## Load Data

In [1]:
import sys
sys.path.append("../")

from federated_gbdt.models.gbdt.private_gbdt import PrivateGBDT
from experiments.experiment_helpers.data_loader import DataLoader
from sklearn.metrics import roc_auc_score
from sklearn.preprocessing import label_binarize

import numpy as np

In [2]:
dataloader = DataLoader()

# Default is 70/30 split
X_train, X_test, y_train, y_test = dataloader.load_datasets(["connect_4"], return_dict=False)[0]

In [3]:
X_train.shape

(47289, 42)

In [4]:
y_train

array([2, 2, 1, ..., 2, 2, 2])

In [5]:
np.unique(y_train)

array([0, 1, 2])

In [6]:
y_test_onehot = label_binarize(y_test, classes=[0,1,2])

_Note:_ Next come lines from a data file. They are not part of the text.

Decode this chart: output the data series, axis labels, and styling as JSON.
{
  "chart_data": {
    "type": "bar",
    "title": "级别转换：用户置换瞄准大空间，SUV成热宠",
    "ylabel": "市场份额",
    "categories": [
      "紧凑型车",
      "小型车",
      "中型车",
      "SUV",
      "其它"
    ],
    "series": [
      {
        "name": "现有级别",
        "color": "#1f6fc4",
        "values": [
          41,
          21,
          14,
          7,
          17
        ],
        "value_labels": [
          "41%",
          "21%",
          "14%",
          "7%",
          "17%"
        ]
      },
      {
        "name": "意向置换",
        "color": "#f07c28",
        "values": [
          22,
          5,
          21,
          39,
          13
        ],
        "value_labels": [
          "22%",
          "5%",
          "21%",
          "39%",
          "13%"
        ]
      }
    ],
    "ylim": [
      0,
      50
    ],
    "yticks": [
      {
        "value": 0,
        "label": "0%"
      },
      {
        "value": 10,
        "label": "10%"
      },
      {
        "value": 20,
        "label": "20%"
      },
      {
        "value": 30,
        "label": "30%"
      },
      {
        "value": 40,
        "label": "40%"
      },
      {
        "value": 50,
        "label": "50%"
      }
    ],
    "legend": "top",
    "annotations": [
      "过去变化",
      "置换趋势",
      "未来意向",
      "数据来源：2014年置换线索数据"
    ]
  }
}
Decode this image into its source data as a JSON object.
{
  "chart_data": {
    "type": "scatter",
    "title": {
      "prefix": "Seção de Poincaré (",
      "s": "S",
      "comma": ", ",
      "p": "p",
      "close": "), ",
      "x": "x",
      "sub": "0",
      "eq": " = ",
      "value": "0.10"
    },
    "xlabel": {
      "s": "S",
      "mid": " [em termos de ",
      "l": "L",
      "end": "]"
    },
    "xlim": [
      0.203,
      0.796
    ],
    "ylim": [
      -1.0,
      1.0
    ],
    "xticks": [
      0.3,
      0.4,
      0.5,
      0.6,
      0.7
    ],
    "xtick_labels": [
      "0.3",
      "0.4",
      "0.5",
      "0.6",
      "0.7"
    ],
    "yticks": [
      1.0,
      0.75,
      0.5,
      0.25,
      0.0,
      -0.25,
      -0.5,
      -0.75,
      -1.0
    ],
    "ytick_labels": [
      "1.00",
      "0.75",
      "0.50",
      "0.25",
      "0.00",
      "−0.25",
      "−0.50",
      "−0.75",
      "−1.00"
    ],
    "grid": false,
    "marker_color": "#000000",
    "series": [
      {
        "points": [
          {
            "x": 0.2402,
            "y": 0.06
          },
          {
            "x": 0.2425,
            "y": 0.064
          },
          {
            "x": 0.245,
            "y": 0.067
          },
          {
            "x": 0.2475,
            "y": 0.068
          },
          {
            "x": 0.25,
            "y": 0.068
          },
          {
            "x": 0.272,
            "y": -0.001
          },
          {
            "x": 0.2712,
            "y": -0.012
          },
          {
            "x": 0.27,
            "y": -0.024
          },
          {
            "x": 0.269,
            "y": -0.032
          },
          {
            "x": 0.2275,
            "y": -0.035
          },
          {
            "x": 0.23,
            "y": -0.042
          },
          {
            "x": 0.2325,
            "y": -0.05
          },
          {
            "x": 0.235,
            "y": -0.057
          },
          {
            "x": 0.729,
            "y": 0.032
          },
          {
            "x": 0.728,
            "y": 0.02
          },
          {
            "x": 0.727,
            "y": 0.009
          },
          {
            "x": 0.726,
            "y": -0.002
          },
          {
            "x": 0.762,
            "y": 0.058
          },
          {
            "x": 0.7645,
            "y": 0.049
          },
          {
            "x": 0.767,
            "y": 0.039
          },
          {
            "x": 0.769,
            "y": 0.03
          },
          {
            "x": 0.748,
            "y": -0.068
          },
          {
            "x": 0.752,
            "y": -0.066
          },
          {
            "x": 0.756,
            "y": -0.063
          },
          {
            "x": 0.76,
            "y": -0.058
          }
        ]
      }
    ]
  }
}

## XGBoost Training (No DP)

In [7]:
xgb_model = PrivateGBDT(num_trees=100, epsilon=0)
xgb_model = xgb_model.fit(X_train, y_train)
y_pred = xgb_model.predict_proba(X_test)
print(y_pred.shape)

roc_auc_score(y_test_onehot, y_pred)

(20268, 3)


0.907745991798139

## DP-XGBoost (FEVERLESS)

In [8]:
dp_xgb_model = PrivateGBDT(num_trees=100, epsilon=3, dp_method="gaussian_cdp")
dp_xgb_model = dp_xgb_model.fit(X_train, y_train)
y_pred = dp_xgb_model.predict_proba(X_test)

roc_auc_score(y_test_onehot, y_pred)

0.6525901702496729

## DP-TR XGBoost

In [9]:
dp_tr_model = PrivateGBDT(num_trees=100, epsilon=3, split_method="totally_random", 
                           sketch_type="uniform", dp_method="gaussian_cdp")

dp_tr_model = dp_tr_model.fit(X_train, y_train)
y_pred = dp_tr_model.predict_proba(X_test)

roc_auc_score(y_test_onehot, y_pred)

0.7821243499339423